Corregedoria vai apurar possível racismo religioso institucional e quebra de deveres de imparcialidade; magistrado terá 15 dias para apresentar defesa

O Tribunal de Justiça da Bahia (TJ-BA) instaurou um Processo Administrativo Disciplinar (PAD) contra o juiz Cesar Augusto Borges de Andrade, da 1ª Vara da Fazenda Pública da Comarca de Camaçari, após ele determinar a retirada de um quadro com a imagem da sacerdotisa de Candomblé e chefe de cozinha Solange Borges durante uma exposição no Fórum Clemente Mariani.

O caso ocorreu em março deste ano, quando a foto de Solange, vestida com trajes da religião de matriz africana, foi retirada sob o argumento de incompatibilidade com a laicidade estatal. No entanto, outra imagem da mesma exposição, em que uma mulher aparece segurando uma representação de Santo Antônio, foi mantida.

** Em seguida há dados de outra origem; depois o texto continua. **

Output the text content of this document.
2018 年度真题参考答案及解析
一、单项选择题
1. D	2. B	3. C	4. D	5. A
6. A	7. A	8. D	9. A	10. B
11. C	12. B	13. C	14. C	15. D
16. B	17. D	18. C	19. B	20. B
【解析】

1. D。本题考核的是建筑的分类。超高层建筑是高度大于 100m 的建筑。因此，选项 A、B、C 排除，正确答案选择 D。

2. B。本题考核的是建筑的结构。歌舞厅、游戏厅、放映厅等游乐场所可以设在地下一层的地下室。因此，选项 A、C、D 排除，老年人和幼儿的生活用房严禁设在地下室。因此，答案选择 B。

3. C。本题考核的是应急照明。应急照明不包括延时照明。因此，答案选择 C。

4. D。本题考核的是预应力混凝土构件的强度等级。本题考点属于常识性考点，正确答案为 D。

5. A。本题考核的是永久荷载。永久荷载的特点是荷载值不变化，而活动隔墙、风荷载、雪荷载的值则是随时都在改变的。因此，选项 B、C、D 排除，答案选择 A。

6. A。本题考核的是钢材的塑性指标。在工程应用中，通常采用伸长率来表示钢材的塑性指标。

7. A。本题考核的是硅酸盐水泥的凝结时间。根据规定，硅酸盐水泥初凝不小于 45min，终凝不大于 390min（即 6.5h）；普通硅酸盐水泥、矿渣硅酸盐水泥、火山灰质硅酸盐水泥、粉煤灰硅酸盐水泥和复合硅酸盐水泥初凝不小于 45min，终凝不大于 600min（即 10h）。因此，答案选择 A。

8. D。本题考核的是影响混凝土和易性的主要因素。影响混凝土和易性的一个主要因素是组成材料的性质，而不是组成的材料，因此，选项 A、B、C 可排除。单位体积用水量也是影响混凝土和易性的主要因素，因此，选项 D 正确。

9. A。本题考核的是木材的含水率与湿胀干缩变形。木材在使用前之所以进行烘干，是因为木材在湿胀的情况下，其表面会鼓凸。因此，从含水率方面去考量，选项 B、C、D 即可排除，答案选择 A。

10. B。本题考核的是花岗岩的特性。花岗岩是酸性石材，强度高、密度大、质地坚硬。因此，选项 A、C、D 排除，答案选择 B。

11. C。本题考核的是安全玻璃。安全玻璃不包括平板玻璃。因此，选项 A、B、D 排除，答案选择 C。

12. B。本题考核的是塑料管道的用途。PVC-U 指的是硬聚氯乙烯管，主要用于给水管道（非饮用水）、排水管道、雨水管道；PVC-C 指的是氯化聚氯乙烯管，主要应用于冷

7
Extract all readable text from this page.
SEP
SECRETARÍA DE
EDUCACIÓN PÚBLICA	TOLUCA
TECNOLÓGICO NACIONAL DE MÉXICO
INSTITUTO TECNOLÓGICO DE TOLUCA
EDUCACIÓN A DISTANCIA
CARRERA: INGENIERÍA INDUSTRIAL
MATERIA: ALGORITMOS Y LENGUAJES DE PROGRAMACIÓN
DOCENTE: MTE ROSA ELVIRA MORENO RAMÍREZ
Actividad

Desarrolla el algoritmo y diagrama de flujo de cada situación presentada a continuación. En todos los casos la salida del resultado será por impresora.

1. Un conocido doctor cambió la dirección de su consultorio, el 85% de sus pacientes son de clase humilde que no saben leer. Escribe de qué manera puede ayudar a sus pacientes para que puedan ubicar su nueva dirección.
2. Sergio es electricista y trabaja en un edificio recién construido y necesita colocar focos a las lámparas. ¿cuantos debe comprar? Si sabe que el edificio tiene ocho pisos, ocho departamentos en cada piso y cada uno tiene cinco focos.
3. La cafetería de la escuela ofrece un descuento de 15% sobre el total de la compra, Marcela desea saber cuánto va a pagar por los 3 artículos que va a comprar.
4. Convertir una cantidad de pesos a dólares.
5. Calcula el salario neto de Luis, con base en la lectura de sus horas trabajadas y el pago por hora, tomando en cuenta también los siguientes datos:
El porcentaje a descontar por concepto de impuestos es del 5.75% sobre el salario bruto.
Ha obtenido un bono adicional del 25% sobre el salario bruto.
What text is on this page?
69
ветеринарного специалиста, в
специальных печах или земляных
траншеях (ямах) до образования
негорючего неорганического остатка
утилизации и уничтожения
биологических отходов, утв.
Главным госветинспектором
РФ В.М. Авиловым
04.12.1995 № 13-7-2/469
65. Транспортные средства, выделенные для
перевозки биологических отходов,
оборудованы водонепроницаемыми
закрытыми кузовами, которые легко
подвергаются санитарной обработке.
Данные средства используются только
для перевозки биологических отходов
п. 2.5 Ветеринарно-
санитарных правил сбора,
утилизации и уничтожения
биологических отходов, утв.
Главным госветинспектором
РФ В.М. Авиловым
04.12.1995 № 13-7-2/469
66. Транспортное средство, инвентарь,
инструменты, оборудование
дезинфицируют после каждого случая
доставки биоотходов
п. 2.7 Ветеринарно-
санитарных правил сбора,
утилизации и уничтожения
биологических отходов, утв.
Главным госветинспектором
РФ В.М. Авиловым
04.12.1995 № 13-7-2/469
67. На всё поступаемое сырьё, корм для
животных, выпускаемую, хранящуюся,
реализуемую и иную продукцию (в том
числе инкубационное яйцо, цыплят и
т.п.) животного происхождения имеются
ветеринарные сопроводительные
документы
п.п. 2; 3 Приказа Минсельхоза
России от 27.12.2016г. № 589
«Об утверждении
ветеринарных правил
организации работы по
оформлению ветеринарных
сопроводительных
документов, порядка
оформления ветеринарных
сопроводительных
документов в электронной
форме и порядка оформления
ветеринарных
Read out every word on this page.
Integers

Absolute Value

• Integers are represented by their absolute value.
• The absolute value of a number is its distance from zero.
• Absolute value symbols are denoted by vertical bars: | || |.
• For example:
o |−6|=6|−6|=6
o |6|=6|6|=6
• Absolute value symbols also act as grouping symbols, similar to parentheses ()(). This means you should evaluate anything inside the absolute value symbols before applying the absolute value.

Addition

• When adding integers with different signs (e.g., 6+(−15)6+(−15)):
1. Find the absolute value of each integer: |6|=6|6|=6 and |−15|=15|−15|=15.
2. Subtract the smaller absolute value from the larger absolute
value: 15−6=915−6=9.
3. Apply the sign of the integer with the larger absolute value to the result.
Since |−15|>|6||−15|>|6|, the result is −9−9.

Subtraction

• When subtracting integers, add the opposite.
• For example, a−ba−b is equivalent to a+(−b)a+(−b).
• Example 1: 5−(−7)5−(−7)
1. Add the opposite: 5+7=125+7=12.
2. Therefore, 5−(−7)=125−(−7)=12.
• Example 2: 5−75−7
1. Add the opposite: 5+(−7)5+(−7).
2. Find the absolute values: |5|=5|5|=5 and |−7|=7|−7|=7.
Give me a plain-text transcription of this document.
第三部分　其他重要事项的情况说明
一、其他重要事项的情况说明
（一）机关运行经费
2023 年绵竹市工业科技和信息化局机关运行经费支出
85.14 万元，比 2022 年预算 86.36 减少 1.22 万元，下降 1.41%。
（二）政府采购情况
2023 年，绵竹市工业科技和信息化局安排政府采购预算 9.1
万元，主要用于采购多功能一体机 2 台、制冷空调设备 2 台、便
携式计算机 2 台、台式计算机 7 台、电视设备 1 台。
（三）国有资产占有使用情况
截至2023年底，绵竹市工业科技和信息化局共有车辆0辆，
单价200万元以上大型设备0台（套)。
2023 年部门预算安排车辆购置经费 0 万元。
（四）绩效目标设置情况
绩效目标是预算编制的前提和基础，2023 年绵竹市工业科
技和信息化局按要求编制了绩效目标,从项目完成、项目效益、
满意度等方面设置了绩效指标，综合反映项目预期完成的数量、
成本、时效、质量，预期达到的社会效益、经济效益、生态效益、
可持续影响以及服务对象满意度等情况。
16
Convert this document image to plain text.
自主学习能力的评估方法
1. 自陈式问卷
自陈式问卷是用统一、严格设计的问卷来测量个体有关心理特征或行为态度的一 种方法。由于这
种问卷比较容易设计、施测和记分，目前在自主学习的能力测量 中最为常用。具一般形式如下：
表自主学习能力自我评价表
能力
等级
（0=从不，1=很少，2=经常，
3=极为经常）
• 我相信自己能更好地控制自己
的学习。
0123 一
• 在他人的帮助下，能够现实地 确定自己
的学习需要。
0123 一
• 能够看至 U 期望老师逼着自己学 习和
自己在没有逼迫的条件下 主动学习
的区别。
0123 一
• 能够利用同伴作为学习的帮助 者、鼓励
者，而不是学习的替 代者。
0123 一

Segundo publicação no Diário Eletrônico da Justiça da Bahia, a Corregedoria considerou que apenas a obra da sacerdotisa foi questionada, o que pode indicar tratamento desigual. O PAD vai investigar se houve racismo religioso institucional, quebra dos deveres de imparcialidade, desrespeito ao princípio da igualdade e conduta incompatível com o cargo. O magistrado será notificado e terá até 15 dias para apresentar defesa prévia.

Denúncia de intolerância

Após a retirada da foto, Solange Borges e o Instituto de Defesa dos Direitos das Religiões Afro-Brasileiras (Idafro) acionaram o Conselho Nacional de Justiça (CNJ), pedindo a suspensão do ato e a reintegração da obra à exposição. No dia 5 de março, o TJ-BA determinou que a fotografia fosse recolocada.

Na ocasião, o juiz não se pronunciou sobre o caso. A 1ª Vara da Fazenda Pública de Camaçari informou que não iria comentar o episódio.